Throughout their adolescence at Hogwarts School of Witchcraft and Wizardry, Harry Potter (Daniel Radcliffe), Ron Weasley (Rupert Grint), and Hermione Granger (Emma Watson) dedicate much of their time to thwarting Lord Voldemort (Ralph Fiennes) and his gang of Death Eaters. But they are teenagers, after all, which means their ongoing battle with evil is intermingled with the struggles of young love.

One of the main romances that forms is between Ron and Hermione, whose friendship slowly but surely transforms into a loving relationship. In the inaugural book and film, "Harry Potter and the Sorcerer's Stone," Hermione overhears Ron calling her "a nightmare," causing her to spend the rest of the day crying in the girls' bathroom. Yet by the final installment, "Harry Potter and the Deathly Hallows," they share a kiss in the now-empty Chamber of Secrets.

When exactly did their feelings for each other evolve into something more? There are a few possibilities, such as Ron's jealousy over Hermione taking Triwizard Tournament champion Viktor Krum (Stanislav Yanevski) to the Yule Ball in "Harry Potter and Goblet of Fire" or Hermione's strong emotions about Ron kissing Lavender Brown (Jessie Cave) in the Gryffindor common room. However, there's one particular, less obvious moment that many fans feel was the turning point.

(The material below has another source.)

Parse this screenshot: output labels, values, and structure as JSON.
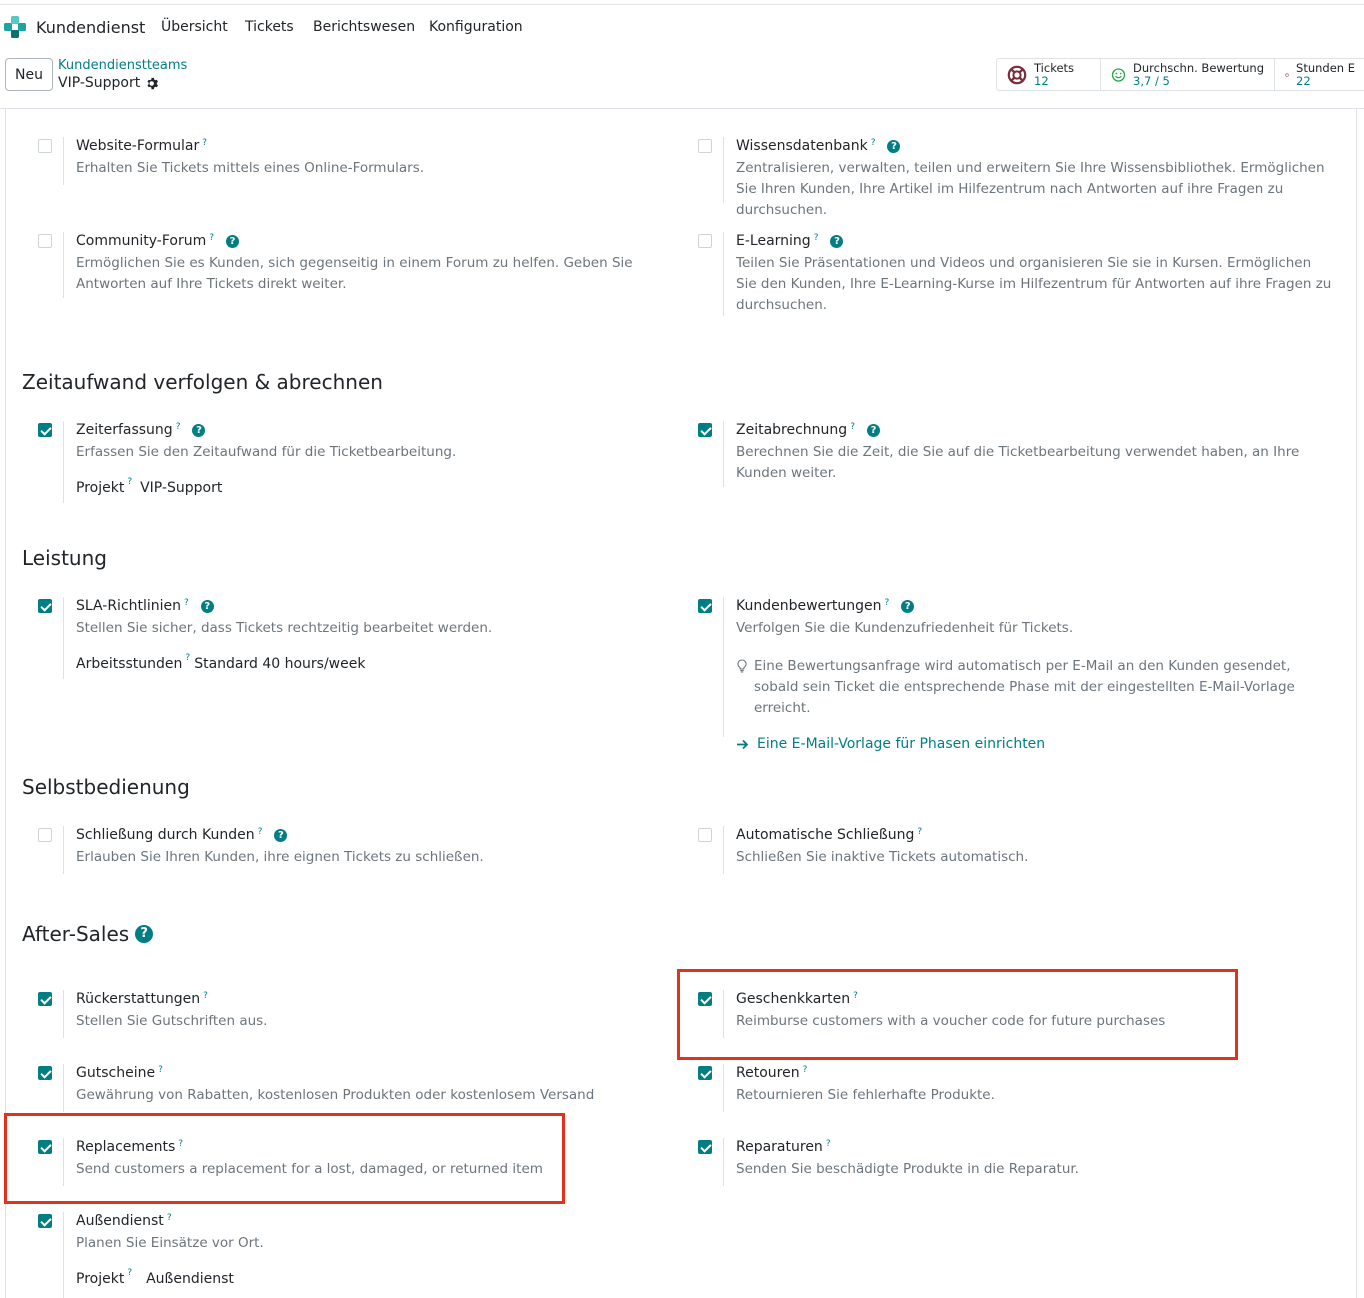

Ron's gift of perfume may have been a symbol of his attraction

In "Harry Potter and the Order of the Phoenix," the trio spends Christmas morning with Harry's godfather, Sirius Black (Gary Oldman), at Grimmauld Place. When exchanging gifts, Hermione expresses excitement over the book New Theory of Numerology from Harry, but Ron's present of perfume slightly confuses her: "That perfume is really unusual, Ron."

Following Ron's poor behavior toward Hermione the previous year, some fans think the perfume is more than a casual Christmas gift. In "Goblet of Fire," she's insulted by his sudden realization that she is, in fact, a girl, and a perfectly acceptable date for the Yule Ball. Hermione also takes offense when Ron refuses to believe she was asked by somebody other than Neville Longbottom (Matthew Lewis).

On Reddit, u/The_Clockwork_Monk said, "I like to think he still felt bad about what he said the previous year and wanted to say 'Sorry, and by the way I am completely, unambiguously aware that you are a girl.'" Others were in agreement that the perfume is a symbol of Ron's growing attraction to Hermione. "A book is the obvious gift," said u/figleaf22. "I feel like Ron wanted to give her something different, thinking it would make her notice that he saw her as a sensual being, as more than a bookworm."

Some speculated that, when Hermione takes a whiff of the Amortentia in "Harry Potter and the Half-Blood Prince," which has a unique scent for everybody based on what they're attracted to, she smells the perfume.